Kafka is an open-source, fault-tolerant event streaming platform. Kafka can help bridge the information gap between legacy systems and newer systems. Imagine a situation where you have a newer, better system that needs data from an older, legacy system. Kafka can fetch this data on behalf of the developer without the need to build an actual connection between the two systems.

Kafka, therefore, will behave as an intermediary layer between the two systems.

In order to speed things up, we recommend using a ‘Docker container’ to deploy Kafka. For the uninitiated, a ‘Docker container’ is a lightweight, standalone, executable packages of software that include everything needed to run an application: code, runtime, system tools, system libraries, and settings.

To deploy Kafka, three pieces of the puzzle need to fall in place: the ZooKeeper server, Kafka server, and a connector to the data source. In addition, we will be making use of SQL server’s Change Data Capture (CDC) feature to feed data into Kafka. CDC records any insertion, updating, and deletion activity that is applied to a SQL Server table. This makes the details of the changes available in an easily consumed relational format. But that’s a topic for another day.

The easiest way to set all this up is to use Debezium. We recommend using the Debezium image which can be downloaded from https://debezium.io/docs/tutorial/. This image will allow you to configure ZooKeeper, Kafka and the Connector in one go.

With both ZooKeeper and Kafka now set up, all you have to do is tell Kafka where your data is located.
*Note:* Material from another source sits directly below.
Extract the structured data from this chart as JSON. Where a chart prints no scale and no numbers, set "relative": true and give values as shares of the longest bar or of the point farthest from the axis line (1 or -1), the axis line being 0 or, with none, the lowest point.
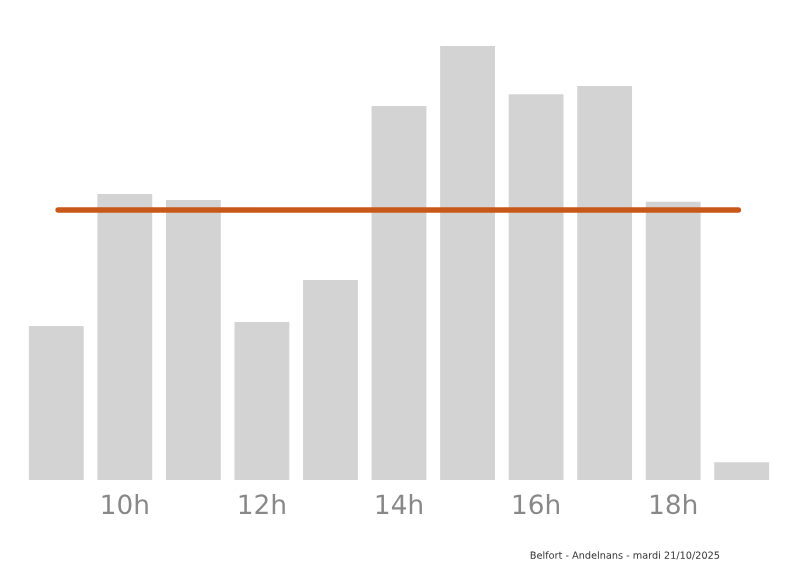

To do so, you can connect Kafka to a data source by means of a ‘connector’. While there is a wide range of connectors available to choose from, we opted to use the SQLServer connector image created by Debezium. Once a connection is established with the data source, pointing the connector back to the Kafka server will ensure that all changes are persisted with.

And that’s all there is to deploying Kafka in a Docker Container!